Internationalisation des banques marocaines, mode d’emploi

Les grands comptes marocains s’internationalisent, et les banques doivent suivre le développement afin de ne pas perdre leur clientèle.

La Toulouse Business School (TBS) Casablanca a organisé mardi 23 janvier une conférence sur la stratégie d’internationalisation de la banque. La rencontre a vu la participation d’Ismail Douiri, directeur général de Attijariwafa Bank (AWB) et de Hassan El Basri, directeur général de la Banque centrale populaire (BCP).
 
Au titre de l’année 2015, Attijariwafa Bank a réalisé un résultat net part du Groupe de l’ordre de 4,5 milliards de dirhams, soit une croissance de 3,4% par rapport à l’année 2014. Un résultat en partie dû à « sa stratégie de diversification des métiers et des géographies et à sa politique anticipative en matière de gestion des risques ». AWB est présente dans plus d’une vingtaine de pays. Il en va de même pour la Banque centrale populaire, qui se développe notamment à travers sa filiale Banque Atlantique. Aujourd’hui implantées sûrement, les deux banques ont dû faire face à plusieurs aléas.
 

La première problématique qui se pose est celle de la taille du secteur bancaire comparé à l’économie. Même si la croissance d’une banque équivaut à la croissance de l’économie nationale, il arrive un moment où les banques, dans une optique concurrentielle, ne peuvent plus espérer gagner des parts de marché par des acquisitions. « Soit on accepte de croître avec l’économie, aux environs de 7%, soit on se tourne vers de nouveaux marchés à l’aide de notre capital et notre savoir-faire », a déclaré Douiri à l’assistance. Autre facteur important, les plus gros clients des banques marocaines s’internationalisent de plus en plus. Ils risqueraient de transférer leurs finances auprès de banques étrangères. En laissant d’autres banques entrer dans les comptes historiques, la banque nationale perd petit à petit de sa valeur. 
 
Les entités ont donc réalisé une étude de marché et de faisabilité. Mais pourquoi choisir l’étranger? La croissance serait-elle plus forte autour de nous?
En termes de marché bancaire, le Maroc ressemble assez à l’Afrique du Sud. Malgré une taille économique supérieure à celle du Maroc, l’Algérie a un ratio moitié moindre, ce qui la met environ au même niveau que l’économie nationale. La taille du marché bancaire algérien est anormalement faible par rapport à la taille de son économie. Le pays, et d’autres dans le même cas, chercheront alors à se rattraper. Cet effet rattrapage ne doit en aucun cas toucher le Maroc, qui est d’ores et déjà un acteur concurrentiel international de poids. Pour le moment, mis à part l’Algérie et la Tunisie, les autres marchés sont beaucoup plus petits que celui du royaume.

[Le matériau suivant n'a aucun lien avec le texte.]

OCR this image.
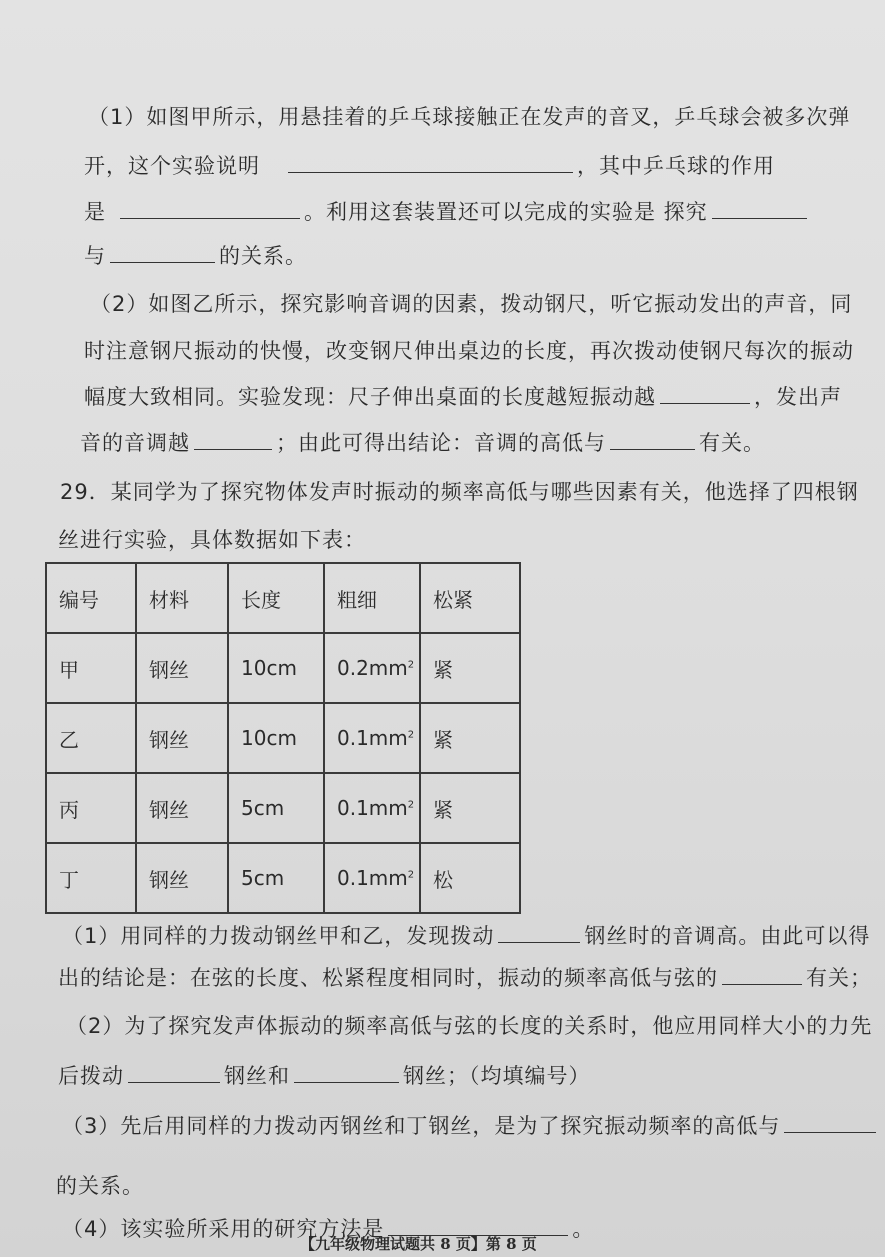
（1）如图甲所示，用悬挂着的乒乓球接触正在发声的音叉，乒乓球会被多次弹
开，这个实验说明	，其中乒乓球的作用
是	。利用这套装置还可以完成的实验是 探究
与	的关系。
（2）如图乙所示，探究影响音调的因素，拨动钢尺，听它振动发出的声音，同
时注意钢尺振动的快慢，改变钢尺伸出桌边的长度，再次拨动使钢尺每次的振动
幅度大致相同。实验发现：尺子伸出桌面的长度越短振动越	，发出声
音的音调越	；由此可得出结论：音调的高低与	有关。
29．某同学为了探究物体发声时振动的频率高低与哪些因素有关，他选择了四根钢
丝进行实验，具体数据如下表：
编号	材料	长度	粗细	松紧
甲	钢丝	10cm	$0.2mm^2$	紧
乙	钢丝	10cm	$0.1mm^2$	紧
丙	钢丝	5cm	$0.1mm^2$	紧
丁	钢丝	5cm	$0.1mm^2$	松
（1）用同样的力拨动钢丝甲和乙，发现拨动	钢丝时的音调高。由此可以得
出的结论是：在弦的长度、松紧程度相同时，振动的频率高低与弦的	有关；
（2）为了探究发声体振动的频率高低与弦的长度的关系时，他应用同样大小的力先
后拨动	钢丝和	钢丝；（均填编号）
（3）先后用同样的力拨动丙钢丝和丁钢丝，是为了探究振动频率的高低与
的关系。
（4）该实验所采用的研究方法是	。
【九年级物理试题共 8 页】第 8 页
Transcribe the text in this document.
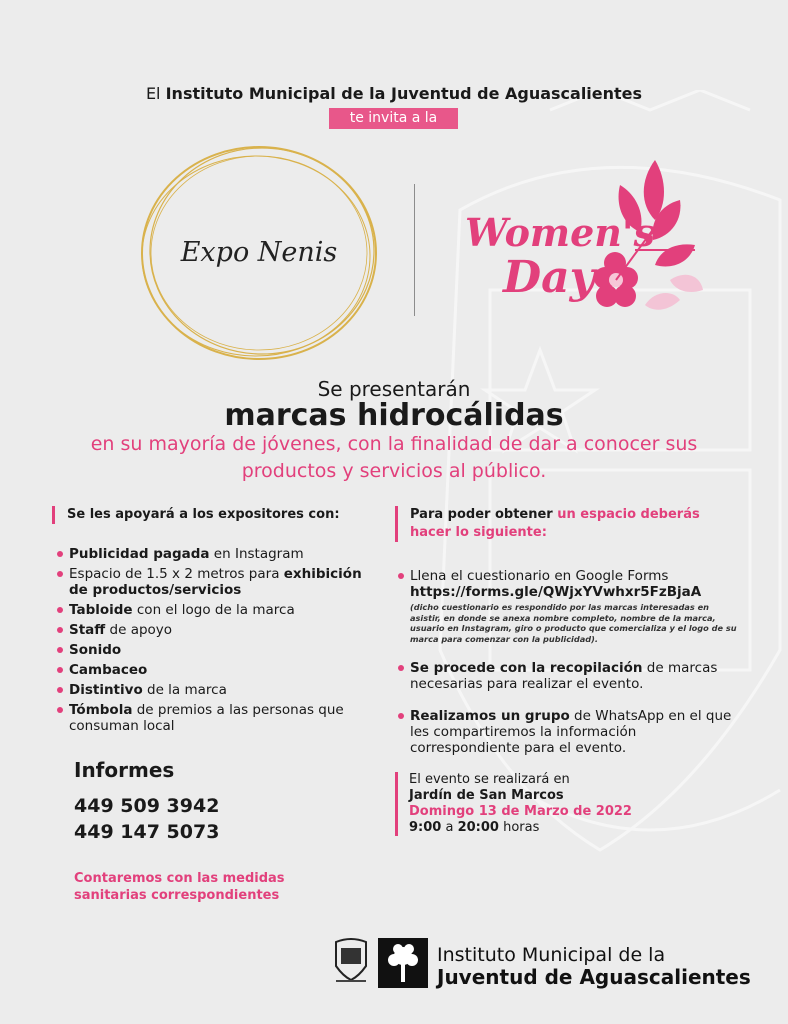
El Instituto Municipal de la Juventud de Aguascalientes
te invita a la
Expo Nenis	Women's
Day
Se presentarán
marcas hidrocálidas
en su mayoría de jóvenes, con la finalidad de dar a conocer sus productos y servicios al público.
Se les apoyará a los expositores con:
Publicidad pagada en Instagram
Espacio de 1.5 x 2 metros para exhibición de productos/servicios
Tabloide con el logo de la marca
Staff de apoyo
Sonido
Cambaceo
Distintivo de la marca
Tómbola de premios a las personas que consuman local
Informes
449 509 3942
449 147 5073
Contaremos con las medidas sanitarias correspondientes
Para poder obtener un espacio deberás hacer lo siguiente:
Llena el cuestionario en Google Forms
https://forms.gle/QWjxYVwhxr5FzBjaA
(dicho cuestionario es respondido por las marcas interesadas en asistir, en donde se anexa nombre completo, nombre de la marca, usuario en Instagram, giro o producto que comercializa y el logo de su marca para comenzar con la publicidad).
Se procede con la recopilación de marcas necesarias para realizar el evento.
Realizamos un grupo de WhatsApp en el que les compartiremos la información correspondiente para el evento.
El evento se realizará en
Jardín de San Marcos
Domingo 13 de Marzo de 2022
9:00 a 20:00 horas
Instituto Municipal de la
Juventud de Aguascalientes
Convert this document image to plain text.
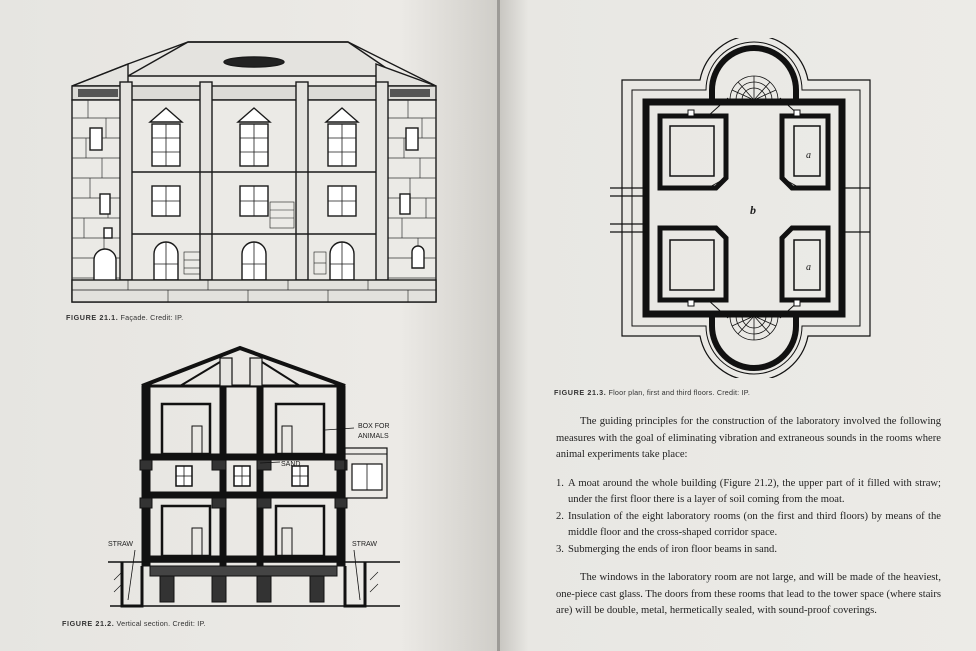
FIGURE 21.1. Façade. Credit: IP.
BOX FOR
ANIMALS
SAND
STRAW	STRAW
FIGURE 21.2. Vertical section. Credit: IP.
a
a
b
FIGURE 21.3. Floor plan, first and third floors. Credit: IP.

The guiding principles for the construction of the laboratory involved the following measures with the goal of eliminating vibration and extraneous sounds in the rooms where animal experiments take place:

1. A moat around the whole building (Figure 21.2), the upper part of it filled with straw; under the first floor there is a layer of soil coming from the moat.
2. Insulation of the eight laboratory rooms (on the first and third floors) by means of the middle floor and the cross-shaped corridor space.
3. Submerging the ends of iron floor beams in sand.

The windows in the laboratory room are not large, and will be made of the heaviest, one-piece cast glass. The doors from these rooms that lead to the tower space (where stairs are) will be double, metal, hermetically sealed, with sound-proof coverings.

Après l’étude de marché, les groupes bancaires doivent se pencher sur la réglementation, qui n’est pas toujours la même dans les autres pays, ainsi que sur l’environnement macro-économique. C’est à ce moment que les banques peuvent établir un ordre de priorité en classant les pays. Ce classement prend en compte l’environnement économique, le contexte politique, les risques, etc. A ce titre, le directeur général d’Attijariwafa Bank rappelle l’importance de la diversification. En cas de problème dans un pays, et donc de perte de vitesse pour la banque, la croissance est largement rattrapée par les autres centres implantés.
D’autres types de risques existent, notamment politiques. La révolution en Tunisie a impacté l’une des plus grosses filiales de AWB, la guerre au Burkina Faso, le coup d’Etat en Côte d’Ivoire, etc. sont autant de risques à prendre en compte.
Il faut aussi penser aux charges. Nul ne peut faire croître les revenus sans faire croître les charges. Dans une banque, il y a deux grands facteurs de charges: les ressources humaines et le système informatique. Contrairement à ce que l’on peut croire, dans les pays étrangers, il faut très peu d’expatriés, qui seront là seulement pour des postes clefs, soit à des fins de contrôle des risques soit de transfert de synergie. L’informatique doit, quant à elle, être la même: une seule plateforme pour tout le monde.